I make abstract ink paintings on Yupo that reference organic forms such as the geological, physical, or cosmic, as well as objects and surfaces I see in my urban environment. Because Yupo is a non-absorbent surface, natural processes like evaporation play a large role in the finished pieces. When dry, my painted forms often give the impression they are still fluid, or captured in transition. They may appear almost weightless or conversely, heavy and solid. I feel the work is most successful when it possesses properties of multiple states of matter simultaneously. I often leave the white background unpainted because I am interested in freeing my forms from context and spatial clues, abstracting them and forcing attention to and an examination of the surface. I want scale to be in question, causing viewers to wonder whether they are looking at a macro or micro view, something seen through a microscope or a telescope. Surface quality, texture, reaction to light, and value shifts are integral to my work, as is the process of mixing different materials and watching them react. I use fluid inks and paints on a slick plastic surface because nothing gets absorbed and I like the juxtaposition of the fluid media and organic forms on a uniform, man made surface. The results can appear textural, dimensional, reflective, layered, or photographic, but are largely smooth and flat, vulnerable on the surface.
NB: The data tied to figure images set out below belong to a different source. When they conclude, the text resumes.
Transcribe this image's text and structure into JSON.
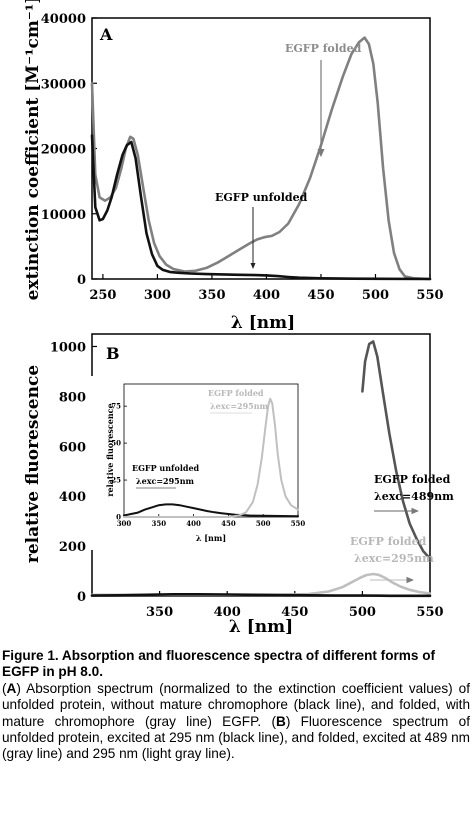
{
  "chart_data": [
    {
      "type": "line",
      "panel_label": "A",
      "xlabel": "λ [nm]",
      "ylabel": "extinction coefficient [M⁻¹cm⁻¹]",
      "xlim": [
        240,
        550
      ],
      "ylim": [
        0,
        40000
      ],
      "xticks": [
        250,
        300,
        350,
        400,
        450,
        500,
        550
      ],
      "yticks": [
        0,
        10000,
        20000,
        30000,
        40000
      ],
      "series": [
        {
          "name": "EGFP folded",
          "color": "#808080",
          "x": [
            240,
            243,
            247,
            252,
            257,
            262,
            267,
            271,
            275,
            278,
            282,
            287,
            292,
            297,
            302,
            308,
            315,
            325,
            335,
            345,
            355,
            365,
            375,
            385,
            392,
            398,
            405,
            412,
            420,
            430,
            440,
            450,
            460,
            470,
            478,
            485,
            490,
            494,
            498,
            502,
            507,
            512,
            517,
            522,
            527,
            535,
            550
          ],
          "y": [
            30000,
            16000,
            12500,
            12000,
            12500,
            14000,
            17000,
            20000,
            21800,
            21500,
            19000,
            14000,
            9000,
            5500,
            3500,
            2200,
            1500,
            1150,
            1250,
            1700,
            2500,
            3500,
            4500,
            5500,
            6100,
            6400,
            6600,
            7200,
            8500,
            11500,
            15500,
            20500,
            26000,
            31000,
            34500,
            36300,
            37000,
            36000,
            33000,
            27000,
            17000,
            9000,
            4000,
            1500,
            400,
            100,
            0
          ]
        },
        {
          "name": "EGFP unfolded",
          "color": "#111111",
          "x": [
            240,
            243,
            247,
            250,
            254,
            258,
            263,
            268,
            272,
            276,
            280,
            285,
            290,
            295,
            300,
            305,
            312,
            320,
            330,
            345,
            360,
            375,
            390,
            400,
            410,
            420,
            430,
            450,
            480,
            550
          ],
          "y": [
            22000,
            11000,
            9000,
            9200,
            10500,
            12500,
            16000,
            19000,
            20500,
            21000,
            18500,
            12500,
            7000,
            3800,
            2000,
            1400,
            1050,
            950,
            850,
            750,
            700,
            650,
            600,
            550,
            450,
            300,
            200,
            100,
            50,
            0
          ]
        }
      ],
      "annotations": [
        "EGFP folded",
        "EGFP unfolded"
      ]
    },
    {
      "type": "line",
      "panel_label": "B",
      "xlabel": "λ [nm]",
      "ylabel": "relative fluorescence",
      "xlim": [
        300,
        550
      ],
      "ylim": [
        0,
        1050
      ],
      "xticks": [
        350,
        400,
        450,
        500,
        550
      ],
      "yticks": [
        0,
        200,
        400,
        600,
        800,
        1000
      ],
      "series": [
        {
          "name": "EGFP folded λexc=489nm",
          "color": "#555555",
          "x": [
            500,
            502,
            505,
            508,
            511,
            515,
            520,
            525,
            530,
            535,
            540,
            545,
            550
          ],
          "y": [
            820,
            940,
            1010,
            1020,
            960,
            820,
            650,
            500,
            380,
            290,
            230,
            180,
            150
          ]
        },
        {
          "name": "EGFP folded λexc=295nm",
          "color": "#bfbfbf",
          "x": [
            300,
            350,
            400,
            440,
            460,
            475,
            485,
            492,
            498,
            503,
            508,
            512,
            517,
            522,
            528,
            535,
            542,
            550
          ],
          "y": [
            5,
            5,
            5,
            5,
            8,
            18,
            35,
            55,
            72,
            84,
            88,
            85,
            72,
            55,
            38,
            25,
            16,
            10
          ]
        },
        {
          "name": "EGFP unfolded λexc=295nm",
          "color": "#111111",
          "x": [
            300,
            320,
            340,
            360,
            380,
            400,
            420,
            440,
            460,
            480,
            500,
            520,
            550
          ],
          "y": [
            2,
            3,
            5,
            7,
            7,
            6,
            5,
            4,
            3,
            2,
            2,
            1,
            1
          ]
        }
      ],
      "annotations": {
        "folded_489": [
          "EGFP folded",
          "λexc=489nm"
        ],
        "folded_295": [
          "EGFP folded",
          "λexc=295nm"
        ]
      },
      "inset": {
        "xlabel": "λ [nm]",
        "ylabel": "relative fluorescence",
        "xlim": [
          300,
          550
        ],
        "ylim": [
          0,
          90
        ],
        "xticks": [
          300,
          350,
          400,
          450,
          500,
          550
        ],
        "yticks": [
          0,
          25,
          50,
          75
        ],
        "series": [
          {
            "name": "EGFP unfolded",
            "color": "#111111",
            "x": [
              300,
              310,
              320,
              330,
              340,
              350,
              360,
              370,
              380,
              390,
              400,
              410,
              420,
              430,
              440,
              450,
              460,
              480,
              500,
              550
            ],
            "y": [
              1,
              2,
              3,
              5,
              6.5,
              8,
              8.5,
              8.5,
              8,
              7,
              6,
              5,
              4,
              3.2,
              2.6,
              2,
              1.5,
              1,
              0.8,
              0.5
            ]
          },
          {
            "name": "EGFP folded",
            "color": "#c0c0c0",
            "x": [
              300,
              420,
              450,
              465,
              475,
              485,
              492,
              498,
              503,
              507,
              510,
              513,
              517,
              521,
              526,
              532,
              540,
              550
            ],
            "y": [
              0,
              0,
              0,
              1,
              3,
              10,
              22,
              40,
              60,
              75,
              80,
              77,
              62,
              42,
              25,
              14,
              8,
              5
            ]
          }
        ],
        "annotations": {
          "unfolded": [
            "EGFP unfolded",
            "λexc=295nm"
          ],
          "folded": [
            "EGFP folded",
            "λexc=295nm"
          ]
        }
      }
    }
  ],
  "caption": {
    "title": "Figure 1. Absorption and fluorescence spectra of different forms of EGFP in pH 8.0.",
    "body": [
      {
        "text": "(",
        "bold": false
      },
      {
        "text": "A",
        "bold": true
      },
      {
        "text": ") Absorption spectrum (normalized to the extinction coefficient values) of unfolded protein, without mature chromophore (black line), and folded, with mature chromophore (gray line) EGFP. (",
        "bold": false
      },
      {
        "text": "B",
        "bold": true
      },
      {
        "text": ") Fluorescence spectrum of unfolded protein, excited at 295 nm (black line), and folded, excited at 489 nm (gray line) and 295 nm (light gray line).",
        "bold": false
      }
    ]
  }
}
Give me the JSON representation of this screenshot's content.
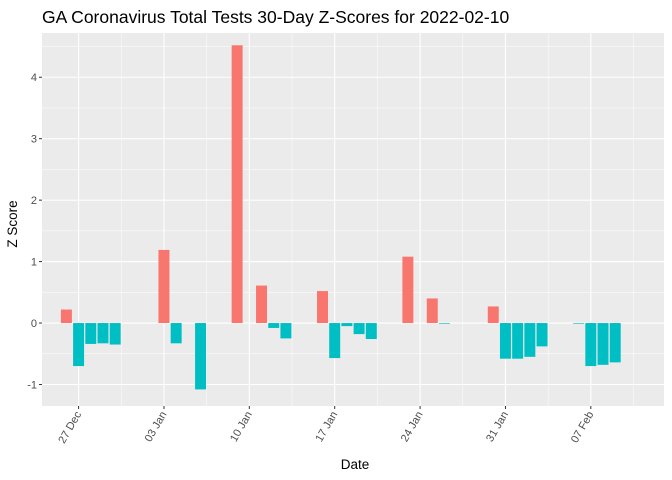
{
  "chart_data": {
    "type": "bar",
    "title": "GA Coronavirus Total Tests 30-Day Z-Scores for 2022-02-10",
    "xlabel": "Date",
    "ylabel": "Z Score",
    "ylim": [
      -1.35,
      4.72
    ],
    "yticks": [
      -1,
      0,
      1,
      2,
      3,
      4
    ],
    "xlim": [
      "2021-12-24",
      "2022-02-13"
    ],
    "xticks": [
      {
        "date": "2021-12-27",
        "label": "27 Dec"
      },
      {
        "date": "2022-01-03",
        "label": "03 Jan"
      },
      {
        "date": "2022-01-10",
        "label": "10 Jan"
      },
      {
        "date": "2022-01-17",
        "label": "17 Jan"
      },
      {
        "date": "2022-01-24",
        "label": "24 Jan"
      },
      {
        "date": "2022-01-31",
        "label": "31 Jan"
      },
      {
        "date": "2022-02-07",
        "label": "07 Feb"
      }
    ],
    "grid": true,
    "legend": "none",
    "colors": {
      "positive": "#F8766D",
      "negative": "#00BFC4",
      "panel": "#EBEBEB",
      "grid": "#FFFFFF"
    },
    "series": [
      {
        "x": [
          "2021-12-26",
          "2021-12-27",
          "2021-12-28",
          "2021-12-29",
          "2021-12-30",
          "2022-01-03",
          "2022-01-04",
          "2022-01-06",
          "2022-01-09",
          "2022-01-11",
          "2022-01-12",
          "2022-01-13",
          "2022-01-16",
          "2022-01-17",
          "2022-01-18",
          "2022-01-19",
          "2022-01-20",
          "2022-01-23",
          "2022-01-25",
          "2022-01-26",
          "2022-01-30",
          "2022-01-31",
          "2022-02-01",
          "2022-02-02",
          "2022-02-03",
          "2022-02-06",
          "2022-02-07",
          "2022-02-08",
          "2022-02-09"
        ],
        "values": [
          0.22,
          -0.7,
          -0.34,
          -0.33,
          -0.35,
          1.19,
          -0.33,
          -1.08,
          4.52,
          0.61,
          -0.08,
          -0.25,
          0.52,
          -0.57,
          -0.05,
          -0.18,
          -0.26,
          1.08,
          0.4,
          -0.01,
          0.27,
          -0.58,
          -0.58,
          -0.55,
          -0.38,
          -0.01,
          -0.7,
          -0.68,
          -0.64
        ]
      }
    ]
  }
}
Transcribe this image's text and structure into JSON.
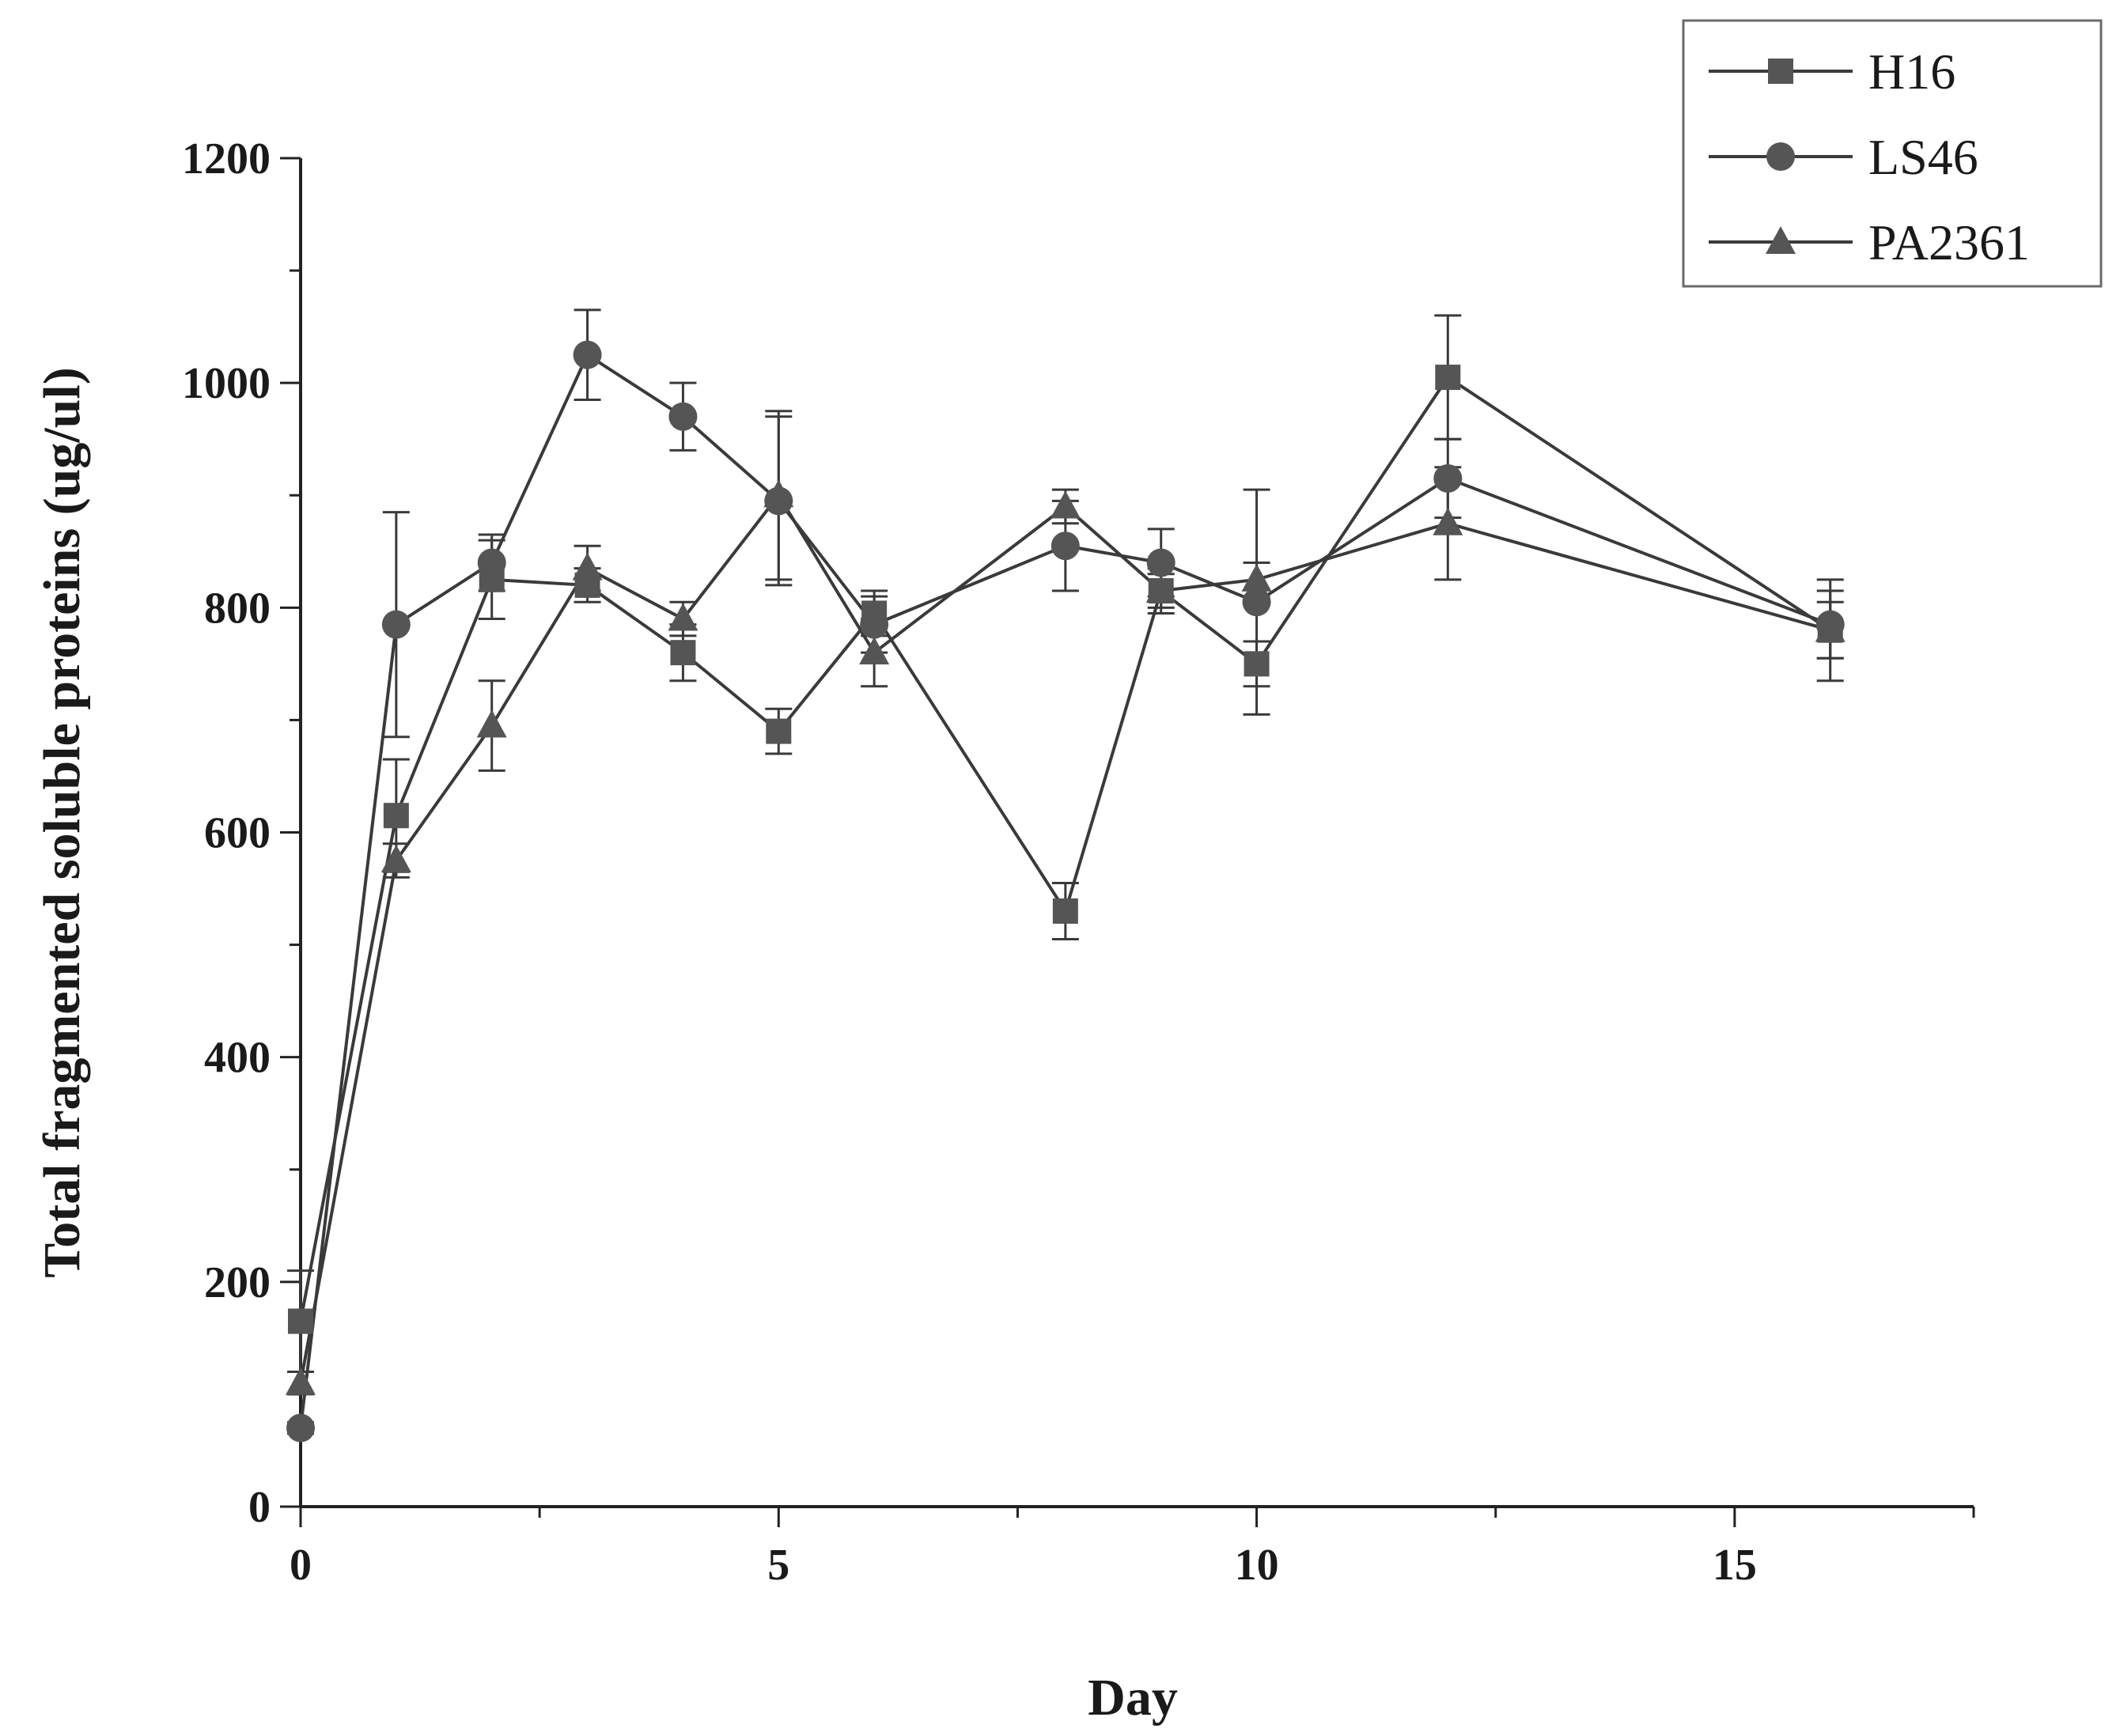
{
  "chart_data": {
    "type": "line",
    "title": "",
    "xlabel": "Day",
    "ylabel": "Total fragmented soluble proteins (ug/ul)",
    "xlim": [
      0,
      17.5
    ],
    "ylim": [
      0,
      1200
    ],
    "xticks": [
      0,
      5,
      10,
      15
    ],
    "yticks": [
      0,
      200,
      400,
      600,
      800,
      1000,
      1200
    ],
    "grid": false,
    "legend_position": "top-right",
    "colors": {
      "line": "#3a3a3a",
      "marker": "#555555"
    },
    "series": [
      {
        "name": "H16",
        "marker": "square",
        "x": [
          0,
          1,
          2,
          3,
          4,
          5,
          6,
          8,
          9,
          10,
          12,
          16
        ],
        "values": [
          165,
          615,
          825,
          820,
          760,
          690,
          795,
          530,
          815,
          750,
          1005,
          780
        ],
        "errors": [
          45,
          50,
          35,
          15,
          25,
          20,
          20,
          25,
          20,
          20,
          55,
          25
        ]
      },
      {
        "name": "LS46",
        "marker": "circle",
        "x": [
          0,
          1,
          2,
          3,
          4,
          5,
          6,
          8,
          9,
          10,
          12,
          16
        ],
        "values": [
          70,
          785,
          840,
          1025,
          970,
          895,
          785,
          855,
          840,
          805,
          915,
          785
        ],
        "errors": [
          5,
          100,
          25,
          40,
          30,
          75,
          25,
          40,
          30,
          100,
          35,
          30
        ]
      },
      {
        "name": "PA2361",
        "marker": "triangle",
        "x": [
          0,
          1,
          2,
          3,
          4,
          5,
          6,
          8,
          9,
          10,
          12,
          16
        ],
        "values": [
          110,
          575,
          695,
          835,
          790,
          900,
          760,
          890,
          815,
          825,
          875,
          780
        ],
        "errors": [
          10,
          15,
          40,
          20,
          15,
          75,
          30,
          15,
          15,
          15,
          50,
          45
        ]
      }
    ]
  }
}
My paintings are often mistaken for photographs because of the nature of the way the ink dries on Yupo.  Photographs of my work often get confused for photographs of sculptures because of the value shifts and perceived dimensionality as well as the white space I leave around the painted forms. This ambiguity of media and materials often leads to the most commonly asked question about my work: What is it? I want the answer to be that it can be many things at once, the way our natural elements change depending on how they are combined under different circumstances to make up our world. I am open to the multiplicity of potential interpretations of my work and I hope to inspire curiosity, imagination, an association with the familiar, and an embrace of the abstract.

In my photography I am drawn to repetition of forms, geometric and organic shapes and lines, bright color, and surfaces that draw me in for a closer look. I pay close attention to sidewalks and walls and seek the traces of humanity and contact left behind in my urban environments. I capture decay, rust, stains, layers revealed or added, and other evidence of the passage of time. I do not often include the human subject but feel much of my work is related to isolation and disconnection in a visually full and overstimulating world.